Nach stundenlangem Suchen stieß Daniel schließlich auf eine Seite, die anders wirkte als all die offensichtlichen Fakes und Fantasieforen.
Das Design war nüchtern, fast klinisch. Keine reißerischen Versprechen, keine grellen Bilder. Nur Text. Präzise, technisch, beunruhigend sachlich.
Es ging um ein Experiment – um eine Substanz, die in der Lage sein sollte, die Körpergröße dauerhaft zu verändern.
Sein Blick blieb an einer Überschrift hängen:
„Bi-polares Größenmodulationsserum – Paargebundene Lösung“
Er las langsam, Wort für Wort.
Das Mittel bestand aus zwei exakt aufeinander abgestimmten Flüssigkeiten. Sie wurden als Phase A und Phase B bezeichnet. Nur diese beiden existierten – keine Varianten, keine Nachbildungen, keine Ersatzstoffe.

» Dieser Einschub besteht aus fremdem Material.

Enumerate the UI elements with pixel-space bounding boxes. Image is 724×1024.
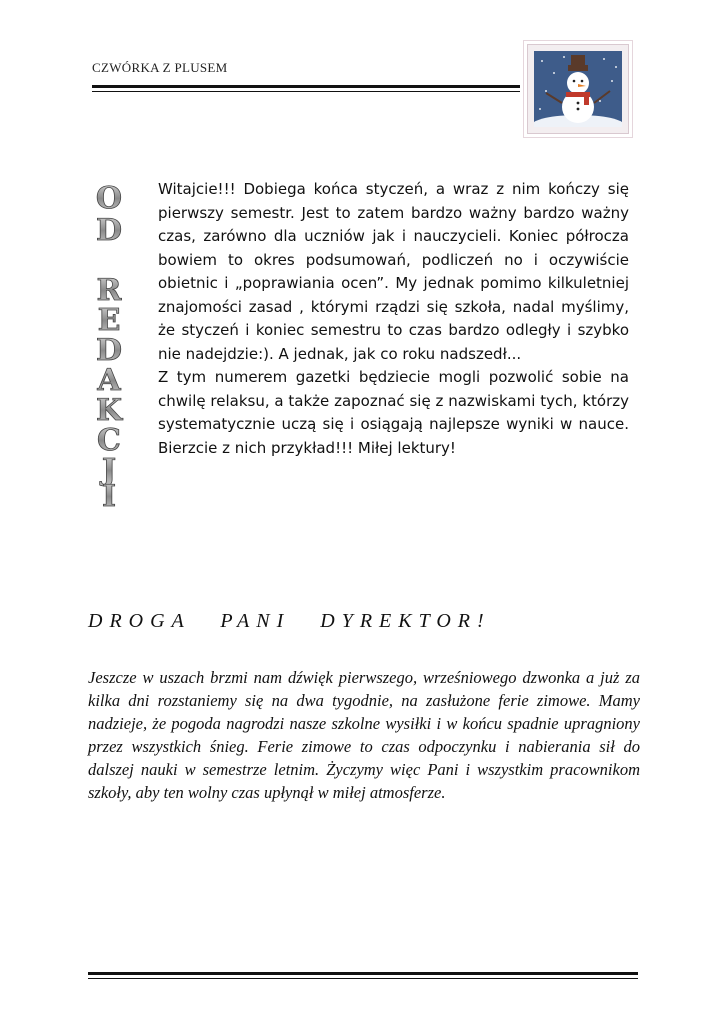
editorial-paragraph-2: Z tym numerem gazetki będziecie mogli pozwolić sobie na chwilę relaksu, a także zapoznać się z nazwiskami tych, którzy systematycznie uczą się i osiągają najlepsze wyniki w nauce. Bierzcie z nich przykład!!! Miłej lektury!: [158, 368, 629, 457]
svg-text:A: A: [97, 363, 121, 398]
svg-text:K: K: [95, 393, 123, 428]
svg-text:R: R: [96, 273, 122, 308]
svg-text:I: I: [101, 479, 117, 508]
editorial-text: [158, 178, 629, 460]
snowman-stamp-icon: [534, 51, 622, 127]
header-rule-thin: [92, 91, 520, 92]
letter-body: Jeszcze w uszach brzmi nam dźwięk pierwszego, wrześniowego dzwonka a już za kilka dni rozstaniemy się na dwa tygodnie, na zasłużone ferie zimowe. Mamy nadzieje, że pogoda nagrodzi nasze szkolne wysiłki i w końcu spadnie upragniony przez wszystkich śnieg. Ferie zimowe to czas odpoczynku i nabierania sił do dalszej nauki w semestrze letnim. Życzymy więc Pani i wszystkim pracownikom szkoły, aby ten wolny czas upłynął w miłej atmosferze.: [88, 668, 640, 802]
svg-text:E: E: [97, 303, 121, 338]
svg-text:D: D: [95, 333, 123, 368]
svg-text:C: C: [97, 423, 121, 458]
editorial-paragraph-1: Witajcie!!! Dobiega końca styczeń, a wraz z nim kończy się pierwszy semestr. Jest to zatem bardzo ważny bardzo ważny czas, zarówno dla uczniów jak i nauczycieli. Koniec półrocza bowiem to okres podsumowań, podliczeń no i oczywiście obietnic i „poprawiania ocen”. My jednak pomimo kilkuletniej znajomości zasad , którymi rządzi się szkoła, nadal myślimy, że styczeń i koniec semestru to czas bardzo odległy i szybko nie nadejdzie:). A jednak, jak co roku nadszedł...: [158, 180, 629, 363]
editorial-vertical-title: [78, 178, 140, 508]
page-header-title: CZWÓRKA Z PLUSEM: [92, 60, 228, 75]
header-rule-thick: [92, 85, 520, 88]
svg-text:O: O: [95, 181, 123, 216]
letter-heading: DROGA PANI DYREKTOR!: [88, 610, 491, 632]
svg-text:D: D: [95, 213, 123, 248]
footer-rule-thin: [88, 978, 638, 979]
footer-rule-thick: [88, 972, 638, 975]
snowman-stamp-image: [527, 44, 629, 134]
svg-text:J: J: [101, 453, 117, 488]
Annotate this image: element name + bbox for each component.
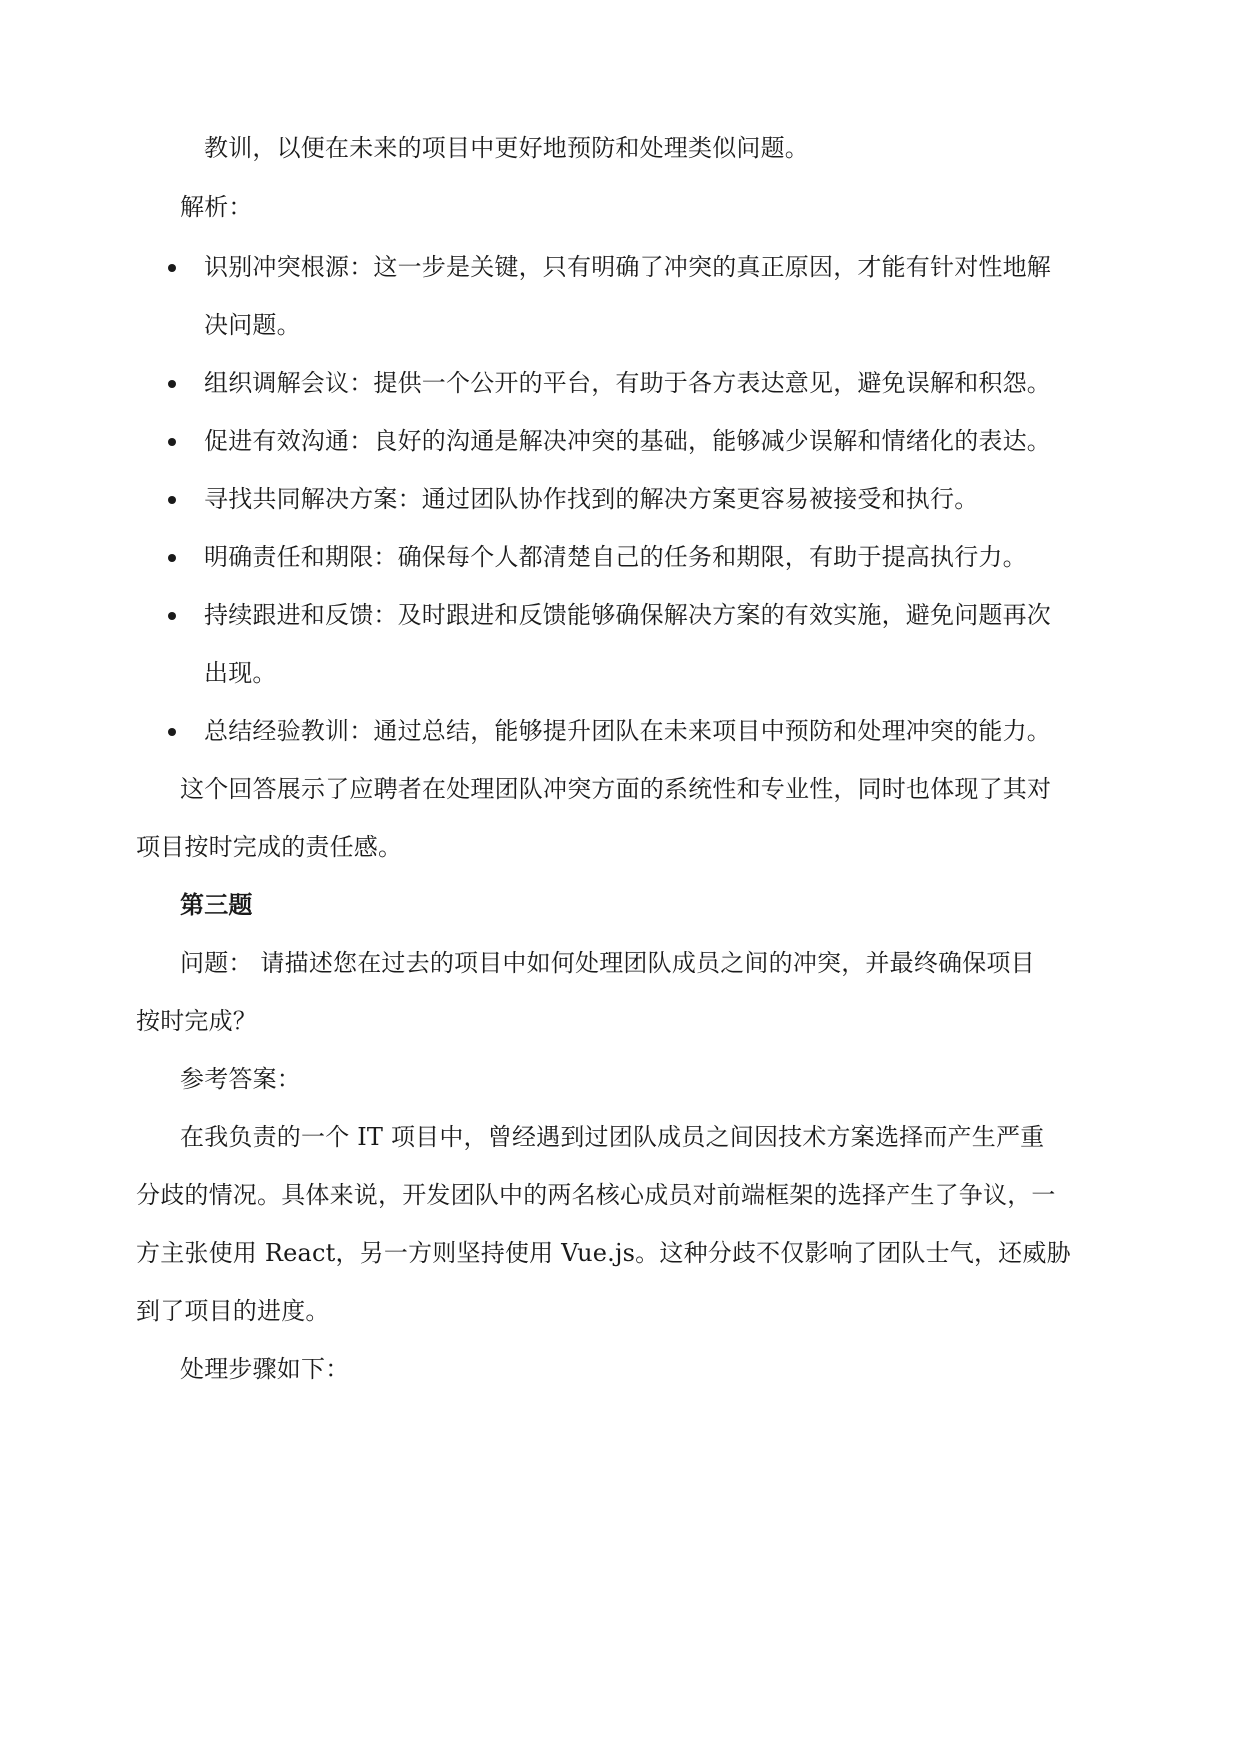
answer-line: 在我负责的一个 IT 项目中，曾经遇到过团队成员之间因技术方案选择而产生严重 — [180, 1123, 1045, 1151]
bullet-icon — [168, 496, 176, 504]
bullet-icon — [168, 380, 176, 388]
bullet-text-line: 寻找共同解决方案：通过团队协作找到的解决方案更容易被接受和执行。 — [204, 485, 979, 513]
question-line: 问题： 请描述您在过去的项目中如何处理团队成员之间的冲突，并最终确保项目 — [180, 949, 1035, 977]
bullet-text-line: 总结经验教训：通过总结，能够提升团队在未来项目中预防和处理冲突的能力。 — [204, 717, 1051, 745]
bullet-text-line: 明确责任和期限：确保每个人都清楚自己的任务和期限，有助于提高执行力。 — [204, 543, 1027, 571]
bullet-icon — [168, 728, 176, 736]
bullet-text-line: 组织调解会议：提供一个公开的平台，有助于各方表达意见，避免误解和积怨。 — [204, 369, 1051, 397]
steps-label: 处理步骤如下： — [180, 1355, 350, 1383]
summary-line: 项目按时完成的责任感。 — [136, 833, 403, 861]
bullet-icon — [168, 554, 176, 562]
bullet-text-line: 促进有效沟通：良好的沟通是解决冲突的基础，能够减少误解和情绪化的表达。 — [204, 427, 1051, 455]
bullet-text-line: 识别冲突根源：这一步是关键，只有明确了冲突的真正原因，才能有针对性地解 — [204, 253, 1051, 281]
answer-label: 参考答案： — [180, 1065, 301, 1093]
bullet-icon — [168, 264, 176, 272]
bullet-text-line: 持续跟进和反馈：及时跟进和反馈能够确保解决方案的有效实施，避免问题再次 — [204, 601, 1051, 629]
answer-line: 分歧的情况。具体来说，开发团队中的两名核心成员对前端框架的选择产生了争议，一 — [136, 1181, 1056, 1209]
summary-line: 这个回答展示了应聘者在处理团队冲突方面的系统性和专业性，同时也体现了其对 — [180, 775, 1052, 803]
intro-continuation: 教训，以便在未来的项目中更好地预防和处理类似问题。 — [204, 134, 809, 162]
bullet-icon — [168, 438, 176, 446]
bullet-text-line: 决问题。 — [204, 311, 301, 339]
bullet-icon — [168, 612, 176, 620]
answer-line: 方主张使用 React，另一方则坚持使用 Vue.js。这种分歧不仅影响了团队士气，还威胁 — [136, 1239, 1071, 1267]
question-line: 按时完成？ — [136, 1007, 257, 1035]
analysis-label: 解析： — [180, 193, 253, 221]
bullet-text-line: 出现。 — [204, 659, 277, 687]
section-title: 第三题 — [180, 891, 253, 919]
answer-line: 到了项目的进度。 — [136, 1297, 330, 1325]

Phase A war das eigentliche Schrumpfmittel.
Phase B war das Gegenmittel.
In der Beschreibung stand, dass beide Flüssigkeiten auf molekularer Ebene miteinander „codiert“ seien. Jede Charge bilde ein einzigartiges Paar, das ausschließlich miteinander reagieren könne. Kein anderes Gegenmittel, keine spätere Neuentwicklung könne die Wirkung von Phase A aufheben, wenn Phase B verloren gehe oder zerstört werde.
Ein Satz war fett hervorgehoben:
„Der Verlust von Phase B bedeutet die Unumkehrbarkeit der Größenveränderung. Eine erneute Vergrößerung ist in diesem Fall nach aktuellem Wissensstand ausgeschlossen.“
Daniel spürte, wie ihm kalt wurde.
Er las weiter. Die Dosierung könne die Zielgröße präzise steuern. Der Körper passe sich schrittweise an, Knochen, Muskeln, Organe – alles würde sich proportional verkleinern. Keine Illusion, keine optische Täuschung. Eine reale, physische Transformation.
Und immer wieder dieser Hinweis:
Ohne das Gegenmittel – keine Rückkehr.
Er lehnte sich zurück und starrte auf den Bildschirm. In seinem Kopf formte sich das Bild: Er selbst, nicht mehr in der Rolle, nicht mehr in der Fantasie, sondern wirklich… klein. Nicht nur im Internet. Nicht nur in Janinas Vorstellung. Sondern in der Welt.
1,40 m.
Die Zahl, die ihn seit Wochen begleitete, bekam plötzlich ein Gewicht, eine Schwere, eine Realität.
Der Gedanke daran ließ Angst in ihm aufsteigen. Aber darunter lag etwas anderes. Etwas Dunkleres, Tieferes, Aufregenderes.
Die Vorstellung, dass es keinen Weg zurück gäbe.
Dass eine Entscheidung alles verändern würde.
Dass Kleinsein kein Spiel mehr wäre, sondern ein Zustand – dauerhaft, unausweichlich.
Und irgendwo in diesem Strudel aus Furcht und Verlangen tauchte Janinas Gesicht auf. Ihr Lächeln. Ihre Nachrichten. Ihr Wunsch, ihn zu treffen.
Zum ersten Mal verband sich in Daniels Kopf Fantasie mit Möglichkeit. Und die Grenze dazwischen begann bedrohlich dünn zu werden.